C’est ce dont je me souvenais. J’apprends en recherchant qu’il y a eu d’autres Hollande-Argentine. En 2006, aucun souvenir, un tiède 0-0, non éliminatoire. Puis en 2014, aux penaltys encore, en demi-finales. L’Argentine s’en est sortie avec Messi. Que faire de cette adversité sans répit alors que ce pourrait être de la joie seulement comme semble l’avoir recommandé Spinoza depuis sa Hollande natale (1632) ? La guerre n’est pas faite pour être spectacle, la coupe du monde de football oui. Entre règles de l’art, loi du sport et conventions internationales, on devine, même en étant resté endormi devant sa télé, une hypocrisie de tous à l’égard de tous, des bonnes volontés vite précarisées et une sorte d’instinct national, à pluraliser: instincts nationaux qui transforment en énergie le désir de reconnaissance à l’égard d’on ne sait qui et en phénomène destructeur l’inimitié que les foules vouent aux foules, sur place autant que depuis le fond des rues et de tous les intérieurs.

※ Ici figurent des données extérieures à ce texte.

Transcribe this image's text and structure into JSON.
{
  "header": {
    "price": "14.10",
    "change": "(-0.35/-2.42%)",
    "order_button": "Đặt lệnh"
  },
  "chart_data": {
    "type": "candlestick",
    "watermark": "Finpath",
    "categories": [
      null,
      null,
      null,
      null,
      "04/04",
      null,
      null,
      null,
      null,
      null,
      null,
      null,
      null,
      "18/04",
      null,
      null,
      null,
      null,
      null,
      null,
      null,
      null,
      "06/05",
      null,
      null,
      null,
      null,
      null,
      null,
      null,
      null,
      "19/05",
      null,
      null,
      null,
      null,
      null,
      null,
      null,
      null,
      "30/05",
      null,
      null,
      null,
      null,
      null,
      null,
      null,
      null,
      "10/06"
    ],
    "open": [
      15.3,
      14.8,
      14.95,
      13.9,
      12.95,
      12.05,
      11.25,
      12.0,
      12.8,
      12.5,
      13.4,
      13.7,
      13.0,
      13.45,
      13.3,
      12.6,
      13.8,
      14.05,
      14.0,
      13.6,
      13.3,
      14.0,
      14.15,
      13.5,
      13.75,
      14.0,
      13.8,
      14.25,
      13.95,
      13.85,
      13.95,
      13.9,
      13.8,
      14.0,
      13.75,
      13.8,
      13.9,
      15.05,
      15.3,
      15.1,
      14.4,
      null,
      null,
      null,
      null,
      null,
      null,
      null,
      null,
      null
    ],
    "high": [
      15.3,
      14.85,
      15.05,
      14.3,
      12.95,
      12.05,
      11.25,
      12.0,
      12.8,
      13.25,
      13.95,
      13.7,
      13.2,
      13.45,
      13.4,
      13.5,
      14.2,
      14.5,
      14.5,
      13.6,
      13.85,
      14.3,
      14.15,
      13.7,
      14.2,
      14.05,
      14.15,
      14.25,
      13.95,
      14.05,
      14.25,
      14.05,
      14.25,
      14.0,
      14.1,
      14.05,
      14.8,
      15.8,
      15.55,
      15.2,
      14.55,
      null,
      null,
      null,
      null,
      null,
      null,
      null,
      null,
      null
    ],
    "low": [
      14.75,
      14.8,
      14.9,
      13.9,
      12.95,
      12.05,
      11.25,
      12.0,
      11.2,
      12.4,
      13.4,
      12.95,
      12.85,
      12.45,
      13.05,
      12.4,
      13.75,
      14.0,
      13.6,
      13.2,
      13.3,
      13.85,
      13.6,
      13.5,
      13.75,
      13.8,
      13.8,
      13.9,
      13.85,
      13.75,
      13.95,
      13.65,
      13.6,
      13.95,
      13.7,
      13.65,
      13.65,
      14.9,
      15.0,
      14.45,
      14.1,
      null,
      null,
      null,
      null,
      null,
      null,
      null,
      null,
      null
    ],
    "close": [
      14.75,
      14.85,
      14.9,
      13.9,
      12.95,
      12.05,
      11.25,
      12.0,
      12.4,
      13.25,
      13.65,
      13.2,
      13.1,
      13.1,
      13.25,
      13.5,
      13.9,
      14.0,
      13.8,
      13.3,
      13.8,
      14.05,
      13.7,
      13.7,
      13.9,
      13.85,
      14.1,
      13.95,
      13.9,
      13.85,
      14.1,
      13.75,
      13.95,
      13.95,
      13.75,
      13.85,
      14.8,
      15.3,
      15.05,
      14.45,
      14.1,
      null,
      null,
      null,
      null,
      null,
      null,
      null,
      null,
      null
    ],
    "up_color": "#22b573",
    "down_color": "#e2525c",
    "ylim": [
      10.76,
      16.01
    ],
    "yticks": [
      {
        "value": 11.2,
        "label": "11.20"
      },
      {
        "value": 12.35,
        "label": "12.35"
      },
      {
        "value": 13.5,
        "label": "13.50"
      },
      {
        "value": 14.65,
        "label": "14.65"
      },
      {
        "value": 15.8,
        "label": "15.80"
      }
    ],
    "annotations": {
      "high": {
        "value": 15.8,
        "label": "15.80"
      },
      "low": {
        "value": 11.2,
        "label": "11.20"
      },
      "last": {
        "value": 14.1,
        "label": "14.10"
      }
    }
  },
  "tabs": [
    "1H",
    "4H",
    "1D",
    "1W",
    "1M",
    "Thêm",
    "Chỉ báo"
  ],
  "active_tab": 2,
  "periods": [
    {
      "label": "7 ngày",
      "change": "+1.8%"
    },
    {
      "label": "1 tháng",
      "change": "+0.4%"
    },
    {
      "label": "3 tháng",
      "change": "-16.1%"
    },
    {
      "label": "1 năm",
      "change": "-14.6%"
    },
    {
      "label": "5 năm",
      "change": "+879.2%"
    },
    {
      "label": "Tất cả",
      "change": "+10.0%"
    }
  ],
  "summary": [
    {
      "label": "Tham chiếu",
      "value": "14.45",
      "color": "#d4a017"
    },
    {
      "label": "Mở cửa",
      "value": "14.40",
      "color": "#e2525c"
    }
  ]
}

Fêtes des foules, réjouies ou endolories, de l’individu, attentif ou enfiévré. Une guerre à domicile avec des tirs aux buts et des cartons jaune puis rouge. Le volcan d’Empédocle au fond du salon. C’est notre histoire mais nous n’avons pas tous notre numéro dans le dos. Parfois, les enfants et les grands, le numéro d’un autre, qui deviendra célébrissime par le fait aussi qu’on le porte ainsi.

 

Argentine et Pays-Bas n’ont pas de territoire à se disputer, ni de pouvoir économique à imposer. Ils sont nécessairement en relations commerciales par les traités et les coutumes internationales. On ne leur connait pas de relation conflictuelles ni de risque à venir. Les joueurs vont se croiser dans leurs clubs mirifiques. Ils se respecteront, par le jeu des relations professionnelles, du jeu, du business et des clans. A la fin de leurs rencontres mémorables c’est la rage de vaincre qui sévit encore après la victoire. L’imputrecible rage d’avoir vaincu.

 

Un ami s’interrogeait sur l’absence de modération dans les manifestations gestuelles et langagière des joueurs et de tous les mouvement de la spirale collective. Ce pourrait être plus mesuré, plus intelligent, plus constructif. On se demande pourquoi ça ne l’est pas. La foule autant que l’individu exigent un vainqueur comme s’il fallait que la vie de certains soit plus justifiée que celle d’autres qui ont perdu. Cette « volonté de puissance », nitzschéenne ou sans nom, se consume gratuitement. Cela doit probablement faire partie de l’expérience. Ce devait être un divertissement et c’est peut-être un égarement. La cause de cette animosité au centre du jeux se trouve dans le passé et se réserve un avenir. C’est le souci constant de survivance aux dépens d’autrui et l’éloge de soi dans la recherche continue d’une identité. Le sport est un entre-deux, peut-être bénéfique, mais la connaissance de la vie ou de ce qu’il y aurait de plus grand qu’elle, si ce ne devait être le néant, ne se jouera jamais aux pénaltys. On nous y condamne pourtant et je me prépare à la possibilité d’un nouvel Hollande-Argentine qui me définira mieux que je n’aurai su le faire. Le monde dont on ne sait que dire, les autres que l’on n’est pas là pour juger et soi, dont on ne sait que penser. Il n’y a pas non plus de tirs au but pour départager les sociétés dans cette grande confusion qui triomphe en matière de finalités.